Conferência 2016. Conhecimento e inovação são o caminho

Legenda: David Pontes, subdiretor do “Jornal de Notícias” (à esquerda), moderou o debate que contou com a participação de Pedro Quelhas Brito, professor da Faculdade de Economia do Porto, Catarina Martins, Prémio “Melhor Jovem Agricultor de Portugal 2016”, e António Cardoso Pinto, presidente do Conselho de Administração da Adira


“Na realidade, fazemos muita coisa boa já há muitos séculos”, mas “não basta só fazer bem; é preciso fazer bem todos os dias.
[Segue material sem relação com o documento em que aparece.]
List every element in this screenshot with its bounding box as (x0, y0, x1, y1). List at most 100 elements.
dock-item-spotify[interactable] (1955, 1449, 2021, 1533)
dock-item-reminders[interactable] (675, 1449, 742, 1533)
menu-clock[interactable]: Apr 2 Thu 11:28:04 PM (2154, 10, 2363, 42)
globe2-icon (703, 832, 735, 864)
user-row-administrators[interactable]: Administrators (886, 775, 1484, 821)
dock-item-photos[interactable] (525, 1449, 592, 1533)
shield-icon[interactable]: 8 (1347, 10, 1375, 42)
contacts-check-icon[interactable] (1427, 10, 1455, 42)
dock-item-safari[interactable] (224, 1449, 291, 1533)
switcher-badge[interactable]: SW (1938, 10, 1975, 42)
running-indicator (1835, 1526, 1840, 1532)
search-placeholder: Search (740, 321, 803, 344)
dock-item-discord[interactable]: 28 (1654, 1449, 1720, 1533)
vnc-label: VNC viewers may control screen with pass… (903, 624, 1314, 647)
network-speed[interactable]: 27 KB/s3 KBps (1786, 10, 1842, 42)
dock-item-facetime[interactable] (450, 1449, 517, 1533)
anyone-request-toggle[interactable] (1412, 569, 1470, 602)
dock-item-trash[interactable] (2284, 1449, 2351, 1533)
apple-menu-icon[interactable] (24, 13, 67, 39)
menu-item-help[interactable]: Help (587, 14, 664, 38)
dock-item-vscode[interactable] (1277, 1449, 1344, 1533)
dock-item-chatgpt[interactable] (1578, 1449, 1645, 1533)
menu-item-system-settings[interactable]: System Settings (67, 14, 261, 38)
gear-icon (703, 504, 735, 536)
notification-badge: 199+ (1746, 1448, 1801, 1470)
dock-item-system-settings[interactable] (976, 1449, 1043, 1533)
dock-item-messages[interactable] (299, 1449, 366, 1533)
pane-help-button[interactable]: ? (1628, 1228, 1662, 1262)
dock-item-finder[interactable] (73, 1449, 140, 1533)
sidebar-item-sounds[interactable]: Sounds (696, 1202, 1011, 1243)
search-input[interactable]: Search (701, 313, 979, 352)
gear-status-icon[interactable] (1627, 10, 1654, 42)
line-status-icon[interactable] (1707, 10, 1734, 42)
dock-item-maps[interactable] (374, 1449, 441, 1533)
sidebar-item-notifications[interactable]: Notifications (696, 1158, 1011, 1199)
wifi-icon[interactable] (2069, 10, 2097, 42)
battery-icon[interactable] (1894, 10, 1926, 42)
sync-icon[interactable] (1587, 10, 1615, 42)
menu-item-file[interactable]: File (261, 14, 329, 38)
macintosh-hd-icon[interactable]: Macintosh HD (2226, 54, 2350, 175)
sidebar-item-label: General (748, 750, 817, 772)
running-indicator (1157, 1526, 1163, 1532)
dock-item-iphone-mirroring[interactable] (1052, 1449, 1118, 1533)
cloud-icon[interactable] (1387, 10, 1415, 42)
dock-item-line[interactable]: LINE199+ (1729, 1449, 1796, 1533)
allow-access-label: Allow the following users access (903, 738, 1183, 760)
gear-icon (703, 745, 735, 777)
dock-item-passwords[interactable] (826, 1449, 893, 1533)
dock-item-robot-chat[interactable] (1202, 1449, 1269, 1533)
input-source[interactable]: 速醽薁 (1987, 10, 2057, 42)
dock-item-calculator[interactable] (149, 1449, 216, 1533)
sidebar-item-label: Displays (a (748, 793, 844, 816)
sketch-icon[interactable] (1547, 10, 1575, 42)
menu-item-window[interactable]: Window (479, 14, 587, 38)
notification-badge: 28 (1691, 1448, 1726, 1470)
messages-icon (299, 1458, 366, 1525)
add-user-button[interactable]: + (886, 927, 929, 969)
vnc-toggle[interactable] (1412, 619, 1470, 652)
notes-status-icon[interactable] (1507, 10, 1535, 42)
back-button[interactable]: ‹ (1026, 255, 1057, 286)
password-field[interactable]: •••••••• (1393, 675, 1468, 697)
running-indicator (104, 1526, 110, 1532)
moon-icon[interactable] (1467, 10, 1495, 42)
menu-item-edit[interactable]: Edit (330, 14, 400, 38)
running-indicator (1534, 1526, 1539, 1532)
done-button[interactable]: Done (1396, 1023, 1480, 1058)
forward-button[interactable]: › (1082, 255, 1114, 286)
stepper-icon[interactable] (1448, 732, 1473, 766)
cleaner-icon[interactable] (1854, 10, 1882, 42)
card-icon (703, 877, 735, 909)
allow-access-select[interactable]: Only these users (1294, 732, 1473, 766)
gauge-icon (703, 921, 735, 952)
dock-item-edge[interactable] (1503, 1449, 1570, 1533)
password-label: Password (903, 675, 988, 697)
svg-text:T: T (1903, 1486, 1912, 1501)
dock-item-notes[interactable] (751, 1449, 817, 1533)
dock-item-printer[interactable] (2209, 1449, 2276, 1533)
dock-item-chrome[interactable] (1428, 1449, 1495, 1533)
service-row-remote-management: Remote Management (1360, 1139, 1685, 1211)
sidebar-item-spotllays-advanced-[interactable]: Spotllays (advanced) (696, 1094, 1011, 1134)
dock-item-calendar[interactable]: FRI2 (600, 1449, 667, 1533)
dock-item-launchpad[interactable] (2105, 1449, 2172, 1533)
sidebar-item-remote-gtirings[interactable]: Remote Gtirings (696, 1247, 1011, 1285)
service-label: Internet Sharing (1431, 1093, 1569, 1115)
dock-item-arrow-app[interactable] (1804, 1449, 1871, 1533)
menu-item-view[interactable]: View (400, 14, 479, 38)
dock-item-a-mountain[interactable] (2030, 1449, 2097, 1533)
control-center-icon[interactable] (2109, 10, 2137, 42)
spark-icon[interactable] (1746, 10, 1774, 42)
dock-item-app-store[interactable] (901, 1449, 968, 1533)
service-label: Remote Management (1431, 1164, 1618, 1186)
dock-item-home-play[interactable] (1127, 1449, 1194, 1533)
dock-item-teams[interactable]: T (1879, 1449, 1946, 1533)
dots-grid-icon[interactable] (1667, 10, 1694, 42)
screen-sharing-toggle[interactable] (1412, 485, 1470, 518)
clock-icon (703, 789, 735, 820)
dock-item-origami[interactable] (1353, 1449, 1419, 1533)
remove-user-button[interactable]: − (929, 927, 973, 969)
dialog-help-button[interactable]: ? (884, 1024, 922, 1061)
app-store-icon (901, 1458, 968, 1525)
Não basta fazer bem hoje; é preciso fazer melhor amanhã. E depois é preciso persistir, apesar dos aspetos negativos que podem ocorrer”. Pedro Quelhas Brito, professor da Faculdade de Economia da Universidade do Porto, abriu assim o debate que no dia 22 de novembro marcou a conferência “Prémios Fazemos Bem – Crescer para além da crise”, uma iniciativa do “Jornal de Notícias” que decorreu na Fundação Dr. António Cupertino de Miranda, no Porto.

E a introdução não poderia ter surgido mais a propósito para o que se seguiria: os restantes oradores, António Cardoso Pinto e Catarina Martins, anunciaram precisamente que estão a “fazer bem todos os dias” e que o objetivo é “fazer melhor amanhã”. E se o presidente do Conselho de Administração da Adira revelou que a empresa está a lançar “duas novidades mundiais de grande peso” ao nível de maquinaria – foram apresentadas, “há cerca de duas semanas, na Alemanha”, avançou -, a transmontana que recebeu o prémio “Melhor jovem agricultor de Portugal 2016” adiantou que almeja “aumentar a área [de produção], faturar um milhão de euros e empregar mais pessoas”, apesar de todos os “critérios burocráticos”.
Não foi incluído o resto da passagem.